CBS Miami: Help Kids "Make Splash This Summer" And Stay Safe

With school out for summer, that means more time at the beach and in the pool. But all that time in and around water leads to a higher risk of drowning for everyone, especially children. Swimming safety is critical and so are swimming lessons. To make the point, Rep. Debbie Wasserman Schultz made stop at the Swim Gym Miami JCC as part of the USA Swimming Foundation' Make a Splash Tour.

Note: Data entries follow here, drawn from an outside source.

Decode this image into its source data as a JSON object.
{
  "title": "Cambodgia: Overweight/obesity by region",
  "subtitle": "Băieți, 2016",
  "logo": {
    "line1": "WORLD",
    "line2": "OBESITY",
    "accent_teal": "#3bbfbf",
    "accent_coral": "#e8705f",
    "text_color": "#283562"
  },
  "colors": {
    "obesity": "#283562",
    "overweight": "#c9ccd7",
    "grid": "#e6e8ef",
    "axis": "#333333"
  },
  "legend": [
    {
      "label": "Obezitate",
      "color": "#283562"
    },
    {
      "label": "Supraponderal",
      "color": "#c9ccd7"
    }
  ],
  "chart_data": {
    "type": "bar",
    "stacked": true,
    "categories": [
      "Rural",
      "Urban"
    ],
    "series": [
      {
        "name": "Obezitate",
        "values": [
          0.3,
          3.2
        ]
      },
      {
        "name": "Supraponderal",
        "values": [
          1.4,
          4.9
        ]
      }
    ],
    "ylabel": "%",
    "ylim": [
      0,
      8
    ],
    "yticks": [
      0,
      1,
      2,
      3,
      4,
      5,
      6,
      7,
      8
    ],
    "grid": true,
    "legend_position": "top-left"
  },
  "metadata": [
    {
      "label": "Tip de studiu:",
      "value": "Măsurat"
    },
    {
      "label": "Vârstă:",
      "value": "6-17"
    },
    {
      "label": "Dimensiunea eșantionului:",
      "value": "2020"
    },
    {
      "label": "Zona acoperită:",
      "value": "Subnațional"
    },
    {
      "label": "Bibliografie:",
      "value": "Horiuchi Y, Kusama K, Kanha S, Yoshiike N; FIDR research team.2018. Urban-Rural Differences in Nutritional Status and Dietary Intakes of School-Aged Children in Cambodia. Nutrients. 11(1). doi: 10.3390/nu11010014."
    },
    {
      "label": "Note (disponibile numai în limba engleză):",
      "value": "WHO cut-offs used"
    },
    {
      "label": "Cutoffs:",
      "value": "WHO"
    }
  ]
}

Help Kids “Make Splash This Summer” And Stay Safe

CBS Miami

June 12, 2017

MIAMI (CBSMiami) – With school out for summer, that means more time at the beach and in the pool. But all that time in and around water leads to a higher risk of drowning for everyone, especially children.
Swimming safety is critical and so are swimming lessons.
To make the point, Rep. Debbie Wasserman Schultz made stop at the Swim Gym Miami JCC as part of the USA Swimming Foundation’ Make a Splash Tour. With her were a couple of guys that know a thing or two about swimming – former Olympic Gold medalists Cullen Jones and Rowdy Gaines, who are also ambassadors for the foundation.
A new study by the foundation found a 5-percent to 10-percent increase in swimming ability among kids compared to its findings in 2010.
However, the group notes, there’s still work to be done. Drowning is still the leading cause of unintentional death for children under the age of 4 and the second leading cause of unintentional death for children under 14. 
Sixty-four percent of African-American children and 45 percent of Hispanic children in the U.S. do not know how to swim, according to the foundation.
They say African-American children are five and half times more likely to drown than white children.
From 2009 to present, there have been 41 fatal drownings among children under the age of 5 in Broward County, of which half were African-Americans. From 2012 to 2014, there were 119 deaths as a result of drowning in Miami-Dade County.
One of the goals of the foundation’s Make a Splash initiative is to give all children the opportunity to learn to swim with formalized swim lessons which can reduce their risk of drowning by nearly 90 percent.